Praça do Carlito Pamplona é no Álvaro Weyne
No Carlito Pamplona, a Praça Antônio Alves Linhares, conhecida como “Praça do Carlito”, é a principal do bairro. Inaugurado em 6 de dezembro de 1985, o logradouro é cortado pela Avenida Francisco Sá. Na praça está a Igreja de Nossa Senhora do Perpétuo Socorro.
Com a atualização feita na divisão dos bairros em 2019, a Avenida Pasteur passou a definir o limite entre o Carlito Pamplona e o Álvaro Weyne, e pela demarcação, a praça acabou ficando oficialmente do lado do Álvaro Weyne.
Caixas d’água do Benfica são no Centro
Duas caixas d’água icónicas em Fortaleza, localizadas ao lado da Faculdade de Direito da UFC, embora o nome indique o Benfica como referência - “Caixas d’água do Benfica” - estão oficialmente no Centro. Elas estão situadas na Rua Antônio Pompeu.
As caixas d'água começaram a ser construídas em 1911 na então Praça Visconde de Pelotas - atual Praça Clóvis Beviláqua (Praça da Bandeira), mas foi interrompida em 1912, sendo inaugurada só em 1926. A ideia era que as caixas d'água ajudassem na rede de abastecimento de água do Benfica por conta do declive natural da região.
O sistema das caixas d’água do Benfica nunca foi operado pela Cagece. Em 2010, os equipamentos foram protegidos por tombamento municipal. Atualmente, há uma previsão de restauro dos equipamentos cujo início é previsto para o primeiro semestre de 2023.
Mudanças em Fortaleza
O professor do Departamento de Geografia da Universidade Federal do Ceará (UFC) e integrante do Observatório das Metrópoles, Alexandre Pereira, explica que o tempo entre as mudanças administrativas e a assimilação dessas alterações pela população têm tempos “bastante distintos”.
Além disso, destaca que “nas cidades é preciso sempre enxergar o lugar e o tempo. O marco espacial, o evento que ele representa, as pessoas, a situação social e a época que ele é denominado. Os lugares na cidade, geralmente, são denominados por suas funções”.
O Farol do Mucuripe, diz ele, é um exemplo desses processos, pois termo mucuripe, diz “é antigo e vem de macuripe. Depois foi transformado a pronúncia, e se tornou mucuripe nessa perspectiva do espaço litorâneo associado aos pescadores, depois vieram as canções, a poesia, o imaginário social e a função urbana em si. Tem essas duas velocidades, uma a de denominação de lugares e outra velocidade com que a própria cidade muda”.
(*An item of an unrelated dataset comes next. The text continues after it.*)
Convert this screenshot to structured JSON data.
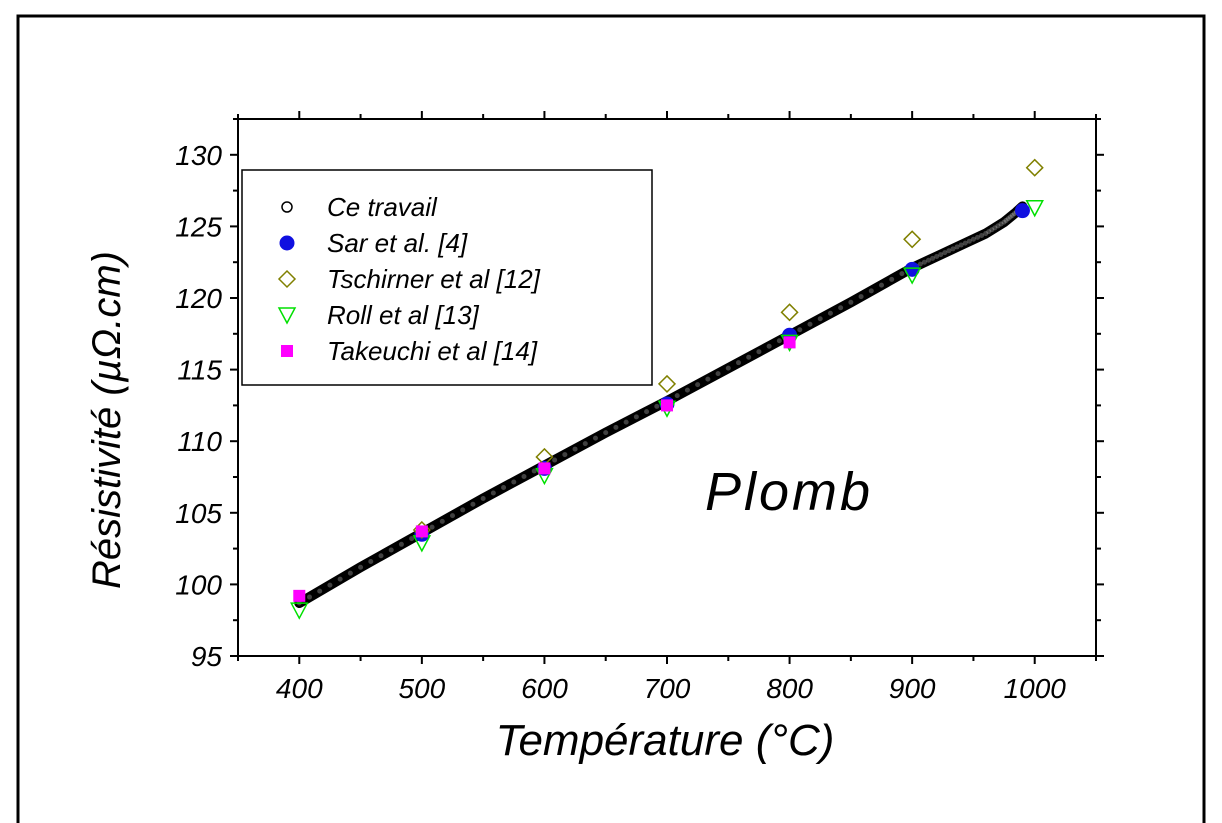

Outro ponto, destaca ele, é que Fortaleza até os anos 1950 se transformou em um ritmo lento. Dos anos 1960 até os dias atuais, reforça: “tudo mudou muito rápido, ganhou outra esfera. Então, uma área enorme que era considerada um bairro, rapidamente foi ocupada e foi se fragmentando. E a denominação do passado, serve como referência, mas pelo adensamento social, vai criando fragmentos do tecido urbano e outras denominações”.
Ele menciona a Parquelândia como exemplo. “As pessoas falam em Parquelândia, mas quando você vai ver a divisão tem uma série de outros bairros, como o Parque Araxá. Mas no imaginário as pessoas remetem aos nomes mais conhecidos, e é até uma forma de melhor identificação, há uma eficiência maior na indicação de localização”.